Но время шло, и не реже двух раз в месяц, а то и каждую неделю преподобный Мак-Миллан навещал Клайда в тюрьме, расспрашивал о его самочувствии, выслушивал его жалобы, давал советы, касавшиеся физического и душевного равновесия. И Клайд, боясь лишиться этого участия и этих встреч, все больше и больше поддавался его дружескому влиянию. Высокий дух этого человека. Его чудесный голос. И всегда он находит такие льющиеся в душу слова: «Братья, все мы – чада господни. И неведомо еще, чем мы будем; знаем только, что, когда он придет, будем подобны ему, ибо увидим его, как он есть. И всякий, имеющий сию надежду на него, очищает себя, так как господь чист».

«Узнаем, что пребываем в нем, он же в нас, ибо он уделил нам от духа своего».

«Ибо нам есть цена».

«По собственной воле зачал он нас словом истины, и мы должны быть как бы первыми плодами среди созданного им. И всякое благо, и всякий совершенный дар дарован свыше и исходит от отца всех светов, который не ведает перемен, ни тени отклонения».

«Приблизьтесь к господу, и он приблизится к вам».

Порой Клайд склонен был поверить, что, обратясь к этой силе, можно обрести мир и спокойствие, и даже – как знать? – реальную помощь. Так действовали на него настойчивость и целеустремленность преподобного Мак-Миллана.
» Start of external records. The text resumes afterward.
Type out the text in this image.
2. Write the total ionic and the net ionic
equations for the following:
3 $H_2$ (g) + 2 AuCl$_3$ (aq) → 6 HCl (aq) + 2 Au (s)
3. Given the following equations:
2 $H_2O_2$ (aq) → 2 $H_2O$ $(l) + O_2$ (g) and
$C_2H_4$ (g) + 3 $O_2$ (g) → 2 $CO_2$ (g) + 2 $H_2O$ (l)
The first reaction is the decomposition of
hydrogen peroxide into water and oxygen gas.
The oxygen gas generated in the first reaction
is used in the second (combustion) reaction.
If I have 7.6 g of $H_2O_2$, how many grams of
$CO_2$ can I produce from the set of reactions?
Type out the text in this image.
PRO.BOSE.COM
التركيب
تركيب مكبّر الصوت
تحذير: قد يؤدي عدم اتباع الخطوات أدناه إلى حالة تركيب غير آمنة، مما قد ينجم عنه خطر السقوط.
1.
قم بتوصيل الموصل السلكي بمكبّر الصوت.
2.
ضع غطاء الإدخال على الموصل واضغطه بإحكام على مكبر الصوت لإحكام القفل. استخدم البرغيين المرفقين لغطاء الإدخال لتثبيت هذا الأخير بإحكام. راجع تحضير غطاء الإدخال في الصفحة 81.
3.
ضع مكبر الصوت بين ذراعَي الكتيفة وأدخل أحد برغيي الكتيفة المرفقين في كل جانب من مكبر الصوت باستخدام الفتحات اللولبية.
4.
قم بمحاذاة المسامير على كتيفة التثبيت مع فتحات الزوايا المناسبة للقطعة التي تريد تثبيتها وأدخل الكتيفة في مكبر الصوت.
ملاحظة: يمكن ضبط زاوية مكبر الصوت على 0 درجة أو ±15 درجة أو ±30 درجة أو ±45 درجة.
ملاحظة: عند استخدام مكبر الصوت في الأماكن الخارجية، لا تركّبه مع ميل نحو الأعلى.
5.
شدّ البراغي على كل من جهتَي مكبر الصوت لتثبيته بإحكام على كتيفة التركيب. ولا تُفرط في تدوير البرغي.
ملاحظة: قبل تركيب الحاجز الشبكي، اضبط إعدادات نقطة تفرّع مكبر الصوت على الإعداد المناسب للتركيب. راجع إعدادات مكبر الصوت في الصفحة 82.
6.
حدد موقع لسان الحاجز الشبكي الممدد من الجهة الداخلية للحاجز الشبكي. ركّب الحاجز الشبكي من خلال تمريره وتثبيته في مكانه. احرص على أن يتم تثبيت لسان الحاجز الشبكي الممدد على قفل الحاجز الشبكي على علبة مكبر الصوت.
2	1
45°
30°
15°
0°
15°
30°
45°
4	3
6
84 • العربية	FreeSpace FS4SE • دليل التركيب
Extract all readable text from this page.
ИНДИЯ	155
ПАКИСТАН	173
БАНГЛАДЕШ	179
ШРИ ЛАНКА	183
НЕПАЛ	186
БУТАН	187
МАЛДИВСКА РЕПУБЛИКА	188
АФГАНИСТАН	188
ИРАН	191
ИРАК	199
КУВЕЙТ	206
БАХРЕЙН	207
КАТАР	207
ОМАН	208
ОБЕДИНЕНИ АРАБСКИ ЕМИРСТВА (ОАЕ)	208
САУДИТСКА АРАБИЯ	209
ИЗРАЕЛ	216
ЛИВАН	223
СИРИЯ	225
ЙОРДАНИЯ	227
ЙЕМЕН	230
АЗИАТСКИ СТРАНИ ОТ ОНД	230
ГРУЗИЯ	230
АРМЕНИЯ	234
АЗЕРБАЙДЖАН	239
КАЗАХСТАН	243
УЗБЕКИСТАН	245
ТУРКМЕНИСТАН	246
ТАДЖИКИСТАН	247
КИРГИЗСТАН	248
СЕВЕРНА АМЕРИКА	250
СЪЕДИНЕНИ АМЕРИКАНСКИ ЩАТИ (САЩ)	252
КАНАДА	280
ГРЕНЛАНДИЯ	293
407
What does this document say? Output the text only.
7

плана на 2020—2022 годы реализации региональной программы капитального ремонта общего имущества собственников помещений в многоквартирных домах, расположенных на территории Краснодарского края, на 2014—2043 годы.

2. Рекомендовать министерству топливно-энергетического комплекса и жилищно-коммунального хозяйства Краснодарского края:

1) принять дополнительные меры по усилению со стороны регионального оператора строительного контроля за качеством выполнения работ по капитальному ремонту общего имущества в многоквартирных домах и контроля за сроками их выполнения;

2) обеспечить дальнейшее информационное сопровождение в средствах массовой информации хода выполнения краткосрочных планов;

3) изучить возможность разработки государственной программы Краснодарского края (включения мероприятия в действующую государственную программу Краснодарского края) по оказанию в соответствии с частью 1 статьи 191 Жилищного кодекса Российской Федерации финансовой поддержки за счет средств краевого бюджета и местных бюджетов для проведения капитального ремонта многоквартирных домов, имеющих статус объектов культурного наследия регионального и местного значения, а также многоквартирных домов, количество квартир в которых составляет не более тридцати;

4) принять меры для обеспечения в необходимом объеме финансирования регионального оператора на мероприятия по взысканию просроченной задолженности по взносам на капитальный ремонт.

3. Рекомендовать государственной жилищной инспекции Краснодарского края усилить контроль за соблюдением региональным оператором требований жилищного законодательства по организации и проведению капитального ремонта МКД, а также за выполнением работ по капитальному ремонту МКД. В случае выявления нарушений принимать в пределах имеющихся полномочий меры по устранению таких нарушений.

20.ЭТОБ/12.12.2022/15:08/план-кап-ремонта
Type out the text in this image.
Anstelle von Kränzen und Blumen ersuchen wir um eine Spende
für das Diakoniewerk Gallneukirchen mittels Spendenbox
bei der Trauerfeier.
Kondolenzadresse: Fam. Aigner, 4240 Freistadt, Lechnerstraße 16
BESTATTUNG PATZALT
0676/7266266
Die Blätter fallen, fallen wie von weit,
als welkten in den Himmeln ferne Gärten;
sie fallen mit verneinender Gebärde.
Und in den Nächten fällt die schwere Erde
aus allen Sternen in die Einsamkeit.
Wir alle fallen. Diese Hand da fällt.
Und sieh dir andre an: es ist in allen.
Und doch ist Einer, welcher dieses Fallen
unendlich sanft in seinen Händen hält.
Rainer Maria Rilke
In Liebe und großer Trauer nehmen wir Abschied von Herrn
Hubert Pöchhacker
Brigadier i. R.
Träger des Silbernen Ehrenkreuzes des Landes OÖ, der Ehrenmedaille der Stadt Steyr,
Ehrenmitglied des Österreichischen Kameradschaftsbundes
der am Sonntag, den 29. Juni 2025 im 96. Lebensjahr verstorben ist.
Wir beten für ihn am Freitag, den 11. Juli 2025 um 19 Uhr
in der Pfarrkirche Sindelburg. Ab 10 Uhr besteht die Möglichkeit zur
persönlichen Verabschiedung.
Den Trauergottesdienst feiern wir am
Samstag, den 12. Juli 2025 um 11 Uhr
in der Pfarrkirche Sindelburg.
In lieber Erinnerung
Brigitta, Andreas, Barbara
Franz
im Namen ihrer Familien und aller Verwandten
Но вставал вопрос о покаянии и, следовательно, об исповеди. Кому же исповедаться? Преподобному Мак-Миллану, разумеется. Тот как будто чувствовал потребность Клайда излить свою душу перед ним – или кем-нибудь ему подобным, – посланцем божьим, духовным, но облеченным во плоть. Но здесь-то и возникала трудность. Как быть с теми ложными показаниями, которые он давал на суде и на которых была основана вся его апелляция? Отречься от них сейчас, когда апелляционной жалобе уже дан ход? Лучше подождать, посмотреть, к чему приведет апелляция.

Ох, как он жалок, лицемерен, изменчив, фальшив! Станет господь бог нянчиться с человеком, который вот так торгуется по мелочам. Нет, нет! Это тоже неправильно. Что подумал бы о нем преподобный Мак-Миллан, если бы мог прочесть его мысли?

Но снова в сознании возникал тревожный вопрос о его подлинной виновности – о степени этой виновности. Да, конечно, вначале у него был замысел убить Роберту – сейчас этот замысел казался ему ужасным. Ведь, когда немного рассеялся хаос противоречий и страстей, созданный его неистовым влечением к Сондре, он обрел способность рассуждать, не испытывая той безумной, болезненной одержимости, которая им владела в пору встречи с нею. Те смутные, страшные дни, когда он, помимо своей волн (теперь, после защитительной речи Белнепа, он это хорошо понимал), сгорал от страсти, которая в своих проявлениях напоминала какую-то форму душевной болезни… Прекрасная Сондра! Изумительная Сондра! Какая колдовская сила и огонь были тогда в ее улыбке! Даже сейчас пламя не совсем угасло в нем – оно еще тлеет, наперекор всем страшным событиям, что произошли за это время.

И нужно, необходимо отдать ему справедливость: никогда, ни при каких обстоятельствах не возникла бы у него такая страшная мысль или намерение – убить человека, девушку, да еще такую, как Роберта, если б не эта страсть, овладевшая им, подобно наваждению. Но не захотели же в Бриджбурге посчитаться с этим доводом. Захочет ли апелляционный суд? Наверно, не захочет. А между тем разве это неправда? Разве он в самом деле кругом виноват? Может ли преподобный Мак-Миллан или кто другой, услышав от него подробный рассказ обо всем, дать ответ на этот вопрос? Ему хотелось завести разговор с преподобным Мак-Милланом – признаться во всем, чтобы раз навсегда все стало ясно. Ведь пусть люди не знают этого, но бог знает,

– замыслив злодеяние ради Сондры, он в конце концов не сумел его совершить. А на суде об этом не было речи, потому что ложная основа, избранная для защиты, не позволяла тогда раскрыть всю истину, а тут очень важное смягчающее обстоятельство, – сумеет ли преподобный Мак-Миллан это понять? Джефсон настоял на том, чтобы он солгал. Но разве от этого правда перестала быть правдой?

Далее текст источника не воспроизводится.